Faire un film de guerre avec un regard féminin, telle est l'ambition de la cinéaste Eva Husson avec "Les filles du soleil", sur le sort des combattantes kurdes. Une œuvre jugée naïve par certains quand d'autres louent son courage et son humanité. "Les scènes de combat pendant 25 minutes, c'est chiant!", estimait la réalisatrice à Cannes où le film a été fraîchement accueilli au printemps.
Ce que "je veux", c'est "être avec les personnages", insistait-elle. En salles mercredi, "Les filles du soleil" évoque un sujet quasiment jamais traité à l'écran, du moins en fiction: le sort des femmes yézidies (jamais identifiées comme telles dans le long métrage) capturées par des jihadistes, transformées en esclaves sexuelles et devenues, pour certaines, des combattantes armées.
Une histoire reposant sur des faits réels qui ont inspiré cette cinéaste revendiquant une approche féministe, face à une industrie du cinéma "dominée par un regard masculin blanc".
"Je pense très important que le monde se représente tel qu'il est... (avec) des femmes fortes qui ne soient pas que des victimes ou des prostituées", soulignait Eva Husson, qui s'est longuement entretenue avec des reporters de guerre et d'anciennes combattantes. En s'attaquant au film de guerre, après un premier long métrage sur des jeunes organisant des orgies sexuelles ("Bang gang"), elle s'intéresse uniquement aux personnages féminins et privilégie leur parcours plutôt que les combats.
Son film suit la sergente Bahar, incarnée par l'actrice d'origine iranienne Golshifteh Farahani (très impliquée dans son rôle) au cours d'une offensive de quelques jours contre les islamistes quelque part au Kurdistan en novembre 2015. Réflexion sur la maternité, le combat, la place des femmes, le tout surligné d'une musique très présente, le film capte ses héroïnes au plus près.

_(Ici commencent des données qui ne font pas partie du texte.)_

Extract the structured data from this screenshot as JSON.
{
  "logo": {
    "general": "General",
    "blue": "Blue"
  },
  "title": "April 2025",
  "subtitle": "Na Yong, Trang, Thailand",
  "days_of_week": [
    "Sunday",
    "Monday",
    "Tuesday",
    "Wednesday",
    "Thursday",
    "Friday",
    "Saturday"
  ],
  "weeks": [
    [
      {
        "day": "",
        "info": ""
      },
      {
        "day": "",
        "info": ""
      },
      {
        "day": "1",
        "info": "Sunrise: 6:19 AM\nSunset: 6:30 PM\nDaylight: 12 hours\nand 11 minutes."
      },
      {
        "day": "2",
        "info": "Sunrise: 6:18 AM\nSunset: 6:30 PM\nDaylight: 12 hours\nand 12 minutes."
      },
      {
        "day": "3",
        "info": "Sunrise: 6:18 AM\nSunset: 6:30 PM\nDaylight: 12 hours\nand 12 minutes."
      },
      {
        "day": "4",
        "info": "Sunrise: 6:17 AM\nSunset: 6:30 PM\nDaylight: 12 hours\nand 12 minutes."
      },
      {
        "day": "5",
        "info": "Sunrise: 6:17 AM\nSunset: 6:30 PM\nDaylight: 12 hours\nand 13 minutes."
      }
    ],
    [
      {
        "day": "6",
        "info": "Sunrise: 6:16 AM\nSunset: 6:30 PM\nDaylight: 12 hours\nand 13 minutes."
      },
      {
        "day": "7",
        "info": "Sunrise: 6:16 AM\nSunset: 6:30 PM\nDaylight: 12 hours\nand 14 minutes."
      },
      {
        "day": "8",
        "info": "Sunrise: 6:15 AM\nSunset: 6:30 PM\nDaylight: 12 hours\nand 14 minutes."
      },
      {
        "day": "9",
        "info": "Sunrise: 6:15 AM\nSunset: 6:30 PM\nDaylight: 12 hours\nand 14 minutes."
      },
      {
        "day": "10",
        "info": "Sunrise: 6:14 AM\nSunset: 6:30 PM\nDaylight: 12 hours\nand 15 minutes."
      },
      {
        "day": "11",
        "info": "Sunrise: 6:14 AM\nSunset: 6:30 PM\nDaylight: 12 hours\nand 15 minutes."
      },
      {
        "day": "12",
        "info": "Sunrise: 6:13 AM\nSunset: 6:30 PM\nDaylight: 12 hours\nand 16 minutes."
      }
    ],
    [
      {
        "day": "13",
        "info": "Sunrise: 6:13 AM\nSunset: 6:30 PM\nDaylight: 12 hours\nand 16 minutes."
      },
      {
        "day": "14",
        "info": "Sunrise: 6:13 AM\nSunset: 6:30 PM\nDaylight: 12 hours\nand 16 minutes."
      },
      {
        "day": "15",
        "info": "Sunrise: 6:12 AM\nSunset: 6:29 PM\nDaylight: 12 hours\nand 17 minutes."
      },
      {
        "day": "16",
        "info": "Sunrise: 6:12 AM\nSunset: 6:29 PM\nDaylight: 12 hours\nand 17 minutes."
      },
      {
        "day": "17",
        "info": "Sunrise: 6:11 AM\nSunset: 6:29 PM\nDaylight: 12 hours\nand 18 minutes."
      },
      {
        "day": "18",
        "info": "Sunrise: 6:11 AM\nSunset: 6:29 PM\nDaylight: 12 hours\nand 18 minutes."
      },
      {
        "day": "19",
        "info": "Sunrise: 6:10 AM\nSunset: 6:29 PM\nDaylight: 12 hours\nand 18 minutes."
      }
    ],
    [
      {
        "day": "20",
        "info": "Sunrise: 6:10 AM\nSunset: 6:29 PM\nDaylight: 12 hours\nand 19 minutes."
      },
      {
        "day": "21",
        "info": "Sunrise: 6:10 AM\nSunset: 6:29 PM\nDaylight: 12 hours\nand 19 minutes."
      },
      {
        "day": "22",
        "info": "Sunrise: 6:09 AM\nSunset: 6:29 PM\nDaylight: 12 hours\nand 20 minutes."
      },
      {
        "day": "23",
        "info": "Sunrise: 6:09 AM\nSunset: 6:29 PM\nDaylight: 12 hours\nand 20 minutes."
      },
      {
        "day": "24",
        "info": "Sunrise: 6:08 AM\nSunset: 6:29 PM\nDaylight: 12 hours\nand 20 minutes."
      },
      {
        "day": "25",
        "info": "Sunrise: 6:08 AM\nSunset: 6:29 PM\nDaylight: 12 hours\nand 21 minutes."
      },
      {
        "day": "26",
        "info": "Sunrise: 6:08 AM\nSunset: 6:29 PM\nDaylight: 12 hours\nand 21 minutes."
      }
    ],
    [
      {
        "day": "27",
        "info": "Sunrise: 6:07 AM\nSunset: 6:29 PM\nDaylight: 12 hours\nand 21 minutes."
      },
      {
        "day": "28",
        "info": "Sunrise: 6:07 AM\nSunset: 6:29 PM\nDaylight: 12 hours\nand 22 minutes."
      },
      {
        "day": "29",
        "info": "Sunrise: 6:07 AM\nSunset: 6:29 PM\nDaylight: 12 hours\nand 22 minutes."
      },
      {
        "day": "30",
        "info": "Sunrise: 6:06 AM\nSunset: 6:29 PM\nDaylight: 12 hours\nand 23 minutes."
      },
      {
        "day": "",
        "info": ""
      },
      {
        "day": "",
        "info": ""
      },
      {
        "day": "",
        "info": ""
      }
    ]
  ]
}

Au travers de flash-backs et de confessions auprès d'une reporter, Mathilde (Emmanuelle Bercot), le spectateur découvre qu'avant de porter un treillis, Bahar était avocate, mariée et mère de famille. Sa vie a été transformée par l'arrivée soudaine d'"hommes en noir" qui ont tué son mari, kidnappé son enfant et fait d'elle une esclave sexuelle.
Une réalité traitée avec pudeur, la réalisatrice s'abstenant de montrer certaines atrocités pour ne pas réduire les personnages au statut de "victimes".
Elle préfère construire une ode à ces combattantes, filmant leur ténacité, comme celle de cette femme, à deux doigts d'accoucher, fuyant les islamistes.